A great personal achievement of Verónica is her grass-roots feminism, begun on the intuitive level, working on self. Thus, she went a long way toward overcoming the stereotype of Mexican girls as passive, submissive, dependent, and uneducated -- and became an active, independent thinker, a professional and an equal partner to her husband. Recognizing her mother's inspirational strengths, she also discovered other Mexican women's unrecognized strengths through her research and, based on her own experiences, became a believer in women's solidarity.
Interestingly, what turned her mind to feminism was her own research:
1. One project about women defining the livelihood strategies of two transnational Mexican communities; it showed the vital role of women in the Mexican family and community -- and this significance counteracts current stereotyping.
2. Another was about negative traits of hegemonic masculinity, examining ways in which men may step away from culturally expected masculine identity -- ways that can potentially contribute to leveling the field and recognizing the roles women practically play there.
Today, Veronica embodies a grass-roots feminism of Latinas born into traditionally macho cultures. Coming all the way up in her professional and feminist thinking made her a special woman role model.

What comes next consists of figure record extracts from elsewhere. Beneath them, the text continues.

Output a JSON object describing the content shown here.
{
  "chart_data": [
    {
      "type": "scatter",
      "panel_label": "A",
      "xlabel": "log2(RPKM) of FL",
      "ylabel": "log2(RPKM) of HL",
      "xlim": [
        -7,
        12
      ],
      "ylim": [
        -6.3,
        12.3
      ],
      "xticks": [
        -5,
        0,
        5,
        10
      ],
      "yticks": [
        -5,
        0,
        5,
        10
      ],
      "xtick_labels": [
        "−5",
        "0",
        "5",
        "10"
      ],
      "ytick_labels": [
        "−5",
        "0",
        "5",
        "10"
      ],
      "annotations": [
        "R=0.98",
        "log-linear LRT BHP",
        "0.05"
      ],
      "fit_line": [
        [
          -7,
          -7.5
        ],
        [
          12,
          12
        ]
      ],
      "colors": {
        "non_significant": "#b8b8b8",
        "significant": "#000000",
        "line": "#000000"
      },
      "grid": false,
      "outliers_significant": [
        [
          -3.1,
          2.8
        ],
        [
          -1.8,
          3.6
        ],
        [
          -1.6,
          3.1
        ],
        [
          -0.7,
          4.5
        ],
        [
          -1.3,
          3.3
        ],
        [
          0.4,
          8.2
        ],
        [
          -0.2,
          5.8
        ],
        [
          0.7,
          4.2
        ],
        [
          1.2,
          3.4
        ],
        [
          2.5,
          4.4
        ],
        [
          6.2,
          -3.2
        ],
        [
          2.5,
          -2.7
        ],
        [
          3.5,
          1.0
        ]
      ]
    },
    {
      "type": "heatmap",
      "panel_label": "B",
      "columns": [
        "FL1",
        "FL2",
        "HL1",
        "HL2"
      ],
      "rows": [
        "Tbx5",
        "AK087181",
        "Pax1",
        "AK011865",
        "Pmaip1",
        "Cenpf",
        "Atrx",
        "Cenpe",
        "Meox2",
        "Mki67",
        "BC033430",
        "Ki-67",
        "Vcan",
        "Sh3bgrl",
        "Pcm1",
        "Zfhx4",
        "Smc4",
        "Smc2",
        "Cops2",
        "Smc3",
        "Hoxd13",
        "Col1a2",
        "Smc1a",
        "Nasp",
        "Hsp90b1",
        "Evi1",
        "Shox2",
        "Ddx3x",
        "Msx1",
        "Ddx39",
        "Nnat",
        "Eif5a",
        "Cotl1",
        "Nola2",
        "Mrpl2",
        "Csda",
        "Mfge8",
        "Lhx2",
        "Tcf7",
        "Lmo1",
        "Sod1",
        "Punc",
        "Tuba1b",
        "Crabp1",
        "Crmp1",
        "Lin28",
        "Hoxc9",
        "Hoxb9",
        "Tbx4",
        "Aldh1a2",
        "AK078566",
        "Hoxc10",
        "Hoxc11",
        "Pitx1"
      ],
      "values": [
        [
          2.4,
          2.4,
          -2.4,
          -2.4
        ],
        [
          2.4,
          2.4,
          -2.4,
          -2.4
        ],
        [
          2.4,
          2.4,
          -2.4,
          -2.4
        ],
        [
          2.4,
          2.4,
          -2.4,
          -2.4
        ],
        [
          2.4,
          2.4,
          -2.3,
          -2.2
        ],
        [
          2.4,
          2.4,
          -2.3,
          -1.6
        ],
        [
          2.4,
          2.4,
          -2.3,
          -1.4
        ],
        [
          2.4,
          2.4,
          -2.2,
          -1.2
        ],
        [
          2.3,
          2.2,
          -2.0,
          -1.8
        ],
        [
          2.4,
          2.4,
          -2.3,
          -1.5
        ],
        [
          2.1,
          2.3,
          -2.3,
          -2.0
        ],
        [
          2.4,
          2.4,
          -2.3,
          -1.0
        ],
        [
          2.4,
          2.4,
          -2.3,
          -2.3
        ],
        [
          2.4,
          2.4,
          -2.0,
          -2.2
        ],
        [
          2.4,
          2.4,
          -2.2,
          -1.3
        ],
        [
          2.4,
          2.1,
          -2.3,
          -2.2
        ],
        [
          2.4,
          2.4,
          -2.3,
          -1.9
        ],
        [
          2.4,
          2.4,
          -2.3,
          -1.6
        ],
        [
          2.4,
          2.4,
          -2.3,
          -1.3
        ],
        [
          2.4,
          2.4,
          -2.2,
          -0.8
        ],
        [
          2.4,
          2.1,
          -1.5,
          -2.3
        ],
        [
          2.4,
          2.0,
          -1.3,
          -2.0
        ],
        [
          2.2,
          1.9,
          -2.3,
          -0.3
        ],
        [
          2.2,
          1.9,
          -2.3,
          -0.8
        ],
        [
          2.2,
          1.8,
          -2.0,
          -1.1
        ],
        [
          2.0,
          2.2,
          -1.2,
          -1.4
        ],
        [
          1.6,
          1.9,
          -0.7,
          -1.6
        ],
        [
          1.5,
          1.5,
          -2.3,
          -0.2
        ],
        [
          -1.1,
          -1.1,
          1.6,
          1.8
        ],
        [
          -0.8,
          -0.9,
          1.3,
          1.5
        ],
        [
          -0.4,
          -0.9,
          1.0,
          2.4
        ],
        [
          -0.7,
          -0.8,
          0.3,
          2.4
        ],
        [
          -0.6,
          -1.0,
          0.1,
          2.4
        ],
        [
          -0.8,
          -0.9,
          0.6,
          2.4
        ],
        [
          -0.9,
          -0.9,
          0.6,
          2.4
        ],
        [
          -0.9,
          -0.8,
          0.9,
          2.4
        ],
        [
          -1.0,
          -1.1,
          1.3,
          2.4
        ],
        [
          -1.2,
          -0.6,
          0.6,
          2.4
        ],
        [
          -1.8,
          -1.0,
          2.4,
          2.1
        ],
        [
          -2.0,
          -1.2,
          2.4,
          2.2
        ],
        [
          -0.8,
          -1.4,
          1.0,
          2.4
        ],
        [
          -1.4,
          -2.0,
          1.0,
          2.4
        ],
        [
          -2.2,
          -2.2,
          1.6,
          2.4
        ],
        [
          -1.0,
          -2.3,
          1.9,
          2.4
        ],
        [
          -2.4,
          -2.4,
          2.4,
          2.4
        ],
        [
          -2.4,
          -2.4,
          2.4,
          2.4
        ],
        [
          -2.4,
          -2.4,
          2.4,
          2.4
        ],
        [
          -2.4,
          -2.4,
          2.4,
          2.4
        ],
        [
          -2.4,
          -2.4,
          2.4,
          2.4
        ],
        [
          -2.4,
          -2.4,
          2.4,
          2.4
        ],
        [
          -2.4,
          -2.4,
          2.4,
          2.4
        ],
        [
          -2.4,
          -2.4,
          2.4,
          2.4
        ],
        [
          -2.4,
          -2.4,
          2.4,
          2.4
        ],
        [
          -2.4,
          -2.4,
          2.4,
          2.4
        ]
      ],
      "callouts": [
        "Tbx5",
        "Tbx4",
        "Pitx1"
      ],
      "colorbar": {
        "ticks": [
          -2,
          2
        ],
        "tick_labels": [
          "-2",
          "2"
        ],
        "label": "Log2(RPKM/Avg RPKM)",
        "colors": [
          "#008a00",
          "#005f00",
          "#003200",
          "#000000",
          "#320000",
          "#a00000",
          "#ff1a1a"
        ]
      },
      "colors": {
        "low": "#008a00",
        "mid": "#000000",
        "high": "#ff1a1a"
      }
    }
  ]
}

Women leaders are gaining ground -- and with their help, modern feminism is alive and kicking. Immigrant women leaders, as the new blood of America, clearly contribute to America's well-being and culture -- and their self-expression adds new flavors to feminist styles. Promoting/coaching women to become their best in our equal-rights but traditionally male-dominated society is the right thing to do. Consequently, feminism shouldn't be a bad word. All progressive-thinking people, women and men, should be proud to call themselves feminists, because the many modern feminist flavors all enrich the beautiful bouquet we call womanhood.